Where: Easey’s, 3/48 Easey Street Collingwood
What: Gourmet McDonalds meets takeaway fish and chips
Bloat score: 5 – So full of gas I floated home like a hot air balloon
I’ve been avoiding Easey’s like a fructose-intolerant person avoids garlic bread. Nothing good can come out of a burger place that serves mac and cheese, dim sims and potato cakes when you react adversely to the slightest whiff of onion and have my willpower i.e. none whatsoever.
But it was a Monday night, everywhere else I wanted to go to was closed, and I justified it by promising myself that I would avoid any horrendous after-effects by ordering a gluten-free burger with no onion and sitting at the opposite corner to wherever the mac and cheese was placed.
Needless to say, this didn’t happen.
I start off each week with a firm resolve that I will follow my intolerances, one that gradually wanes by at least midday Tuesday. Easey’s on a Monday night was setting a new record, however, even for me.
Feeling like I’d earned it after labouring up Easey’s five flights of stairs, I ordered the ‘Easey Cheesy’, which comes with a beef patty, American cheddar, lettuce, tomato, pickles, ketchup and mustard. I asked for it without onion, to feel like I was following my intolerances in some minute way, and retained the wheat bun, although all but one of the burgers at Easey’s can be made gluten-free at an extra cost of $3.
Upon further post-Easey’s reading, I learned that you can ask the chef to put anything you want in your burger – from three dim sims to six burger patties. Probably a good thing for everyone who had to encounter me in the next week that I didn’t learn of this until later.
Vegetarians are well catered for with the ‘Your Mate’ burger, which was a strong runner-up in my ‘what burger should I have for dinner?’ competition. It comes with a potato and zucchini rosti (rosti is my fifth favourite word in the food lexicon), American cheddar, lettuce, tomato, ketchup, mustard, aioli, pickles and onion.

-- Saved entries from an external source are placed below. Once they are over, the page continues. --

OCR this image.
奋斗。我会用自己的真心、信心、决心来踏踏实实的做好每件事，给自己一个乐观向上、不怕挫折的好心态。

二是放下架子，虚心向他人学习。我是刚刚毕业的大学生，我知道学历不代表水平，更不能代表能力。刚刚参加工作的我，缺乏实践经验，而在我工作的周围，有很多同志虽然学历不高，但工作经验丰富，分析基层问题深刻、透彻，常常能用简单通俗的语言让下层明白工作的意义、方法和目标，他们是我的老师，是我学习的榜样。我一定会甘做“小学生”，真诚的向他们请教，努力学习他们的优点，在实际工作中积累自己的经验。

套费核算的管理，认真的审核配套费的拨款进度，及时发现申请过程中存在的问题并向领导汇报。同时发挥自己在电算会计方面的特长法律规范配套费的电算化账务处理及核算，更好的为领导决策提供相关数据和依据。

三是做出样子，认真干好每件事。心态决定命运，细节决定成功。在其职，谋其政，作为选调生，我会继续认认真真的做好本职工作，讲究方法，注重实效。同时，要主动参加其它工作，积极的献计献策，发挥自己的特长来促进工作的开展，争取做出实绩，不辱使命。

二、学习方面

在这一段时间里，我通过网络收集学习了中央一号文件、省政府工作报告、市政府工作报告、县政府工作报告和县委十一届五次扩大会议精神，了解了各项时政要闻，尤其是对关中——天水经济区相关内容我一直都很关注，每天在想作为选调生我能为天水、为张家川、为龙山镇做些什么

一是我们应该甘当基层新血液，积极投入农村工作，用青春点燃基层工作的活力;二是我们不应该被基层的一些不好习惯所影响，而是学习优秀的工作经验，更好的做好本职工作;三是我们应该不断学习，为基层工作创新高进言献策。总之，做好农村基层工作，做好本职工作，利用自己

Being my friends, the group of four that I was with insisted that we also order two serves of beer battered chips with chicken salt, a bowl of macaroni and cheese with crusted pretzel garnish and three double fried battered potato cakes.
According to this article in the reputable The Daily Mail, potatoes are only not considered a vegetable because you consume them in place of starchy carbohydrates like bread, pasta and rice. But if you consume them with a burger, they become vegetables! Contrary to what the haters say, The Daily Mail is good for something.
My burger tasted like a McDonalds hamburger in the best way possible – it was a manageable size so you had space in your tummy to stuff yourself with sides after, but was a superior version of the classic drunken snack in that it featured higher quality produce.
The chips were crispy and moreish, and the mac and cheese – while never emulating the heights of its equivalent at Up in Smoke – was every bit as cheesy and addictive as a mac and cheese should be, with the interesting addition of crispy pretzel strips atop.
If there was one thing to be disappointed about, it was the potato cakes. Dripping in oil with excessively thick batter, the potato cakes paled in comparison to the ones I’m used to getting at my local fish and chips shop.
If I’m being honest, I could have fit in dessert, especially donuts with milkshake-flavoured custard filling. In the interest of appearing like a regular person however, I demurely professed that I was too full when the subject of dessert came up.
One of Easey’s biggest drawcards – apart from its artery-clogging food – is that you get to sit in a rooftop train carriage while enjoying both your meal and stunning views of Melbourne’s skyline. There’s a booking system on the website that allows you to reserve a train carriage for a maximum duration of an hour, although the staff didn’t seem too concerned with shooing us out once our hour was up.
The train carriages themselves were novel and comfortable; although maybe not so much for the three people who sat facing us as my partner and I selfishly hoarded our side for ourselves.
Easey’s is a great place for a weeknight meal, if you’re happy to abandon any pretence of health. The place itself is cosy but laidback, and if your hour is up, you can always head to the downstairs bar for another drink as we did.
This had to happen sooner or later, however, and I’m honoured to say that Easey’s has snagged the first five-bloat review on this blog. While I felt as fine as you can feel after ingesting copious amounts of food, I felt bloated for close to five days after.
Albert Einstein is widely credited with saying ‘the definition of insanity is doing the same thing over and over again, but expecting different results’ but I have to confess that I first heard a doctored version of this quote while listening to The Hives’ song Try It Again.
Whatever it is, you can rest assured that this won’t be the last five-bloat review on Whatever Floats Your Bloat.
Easey’s is open from 11am to 10pm Sunday to Thursday and from 11am to 11pm on Friday and Saturday.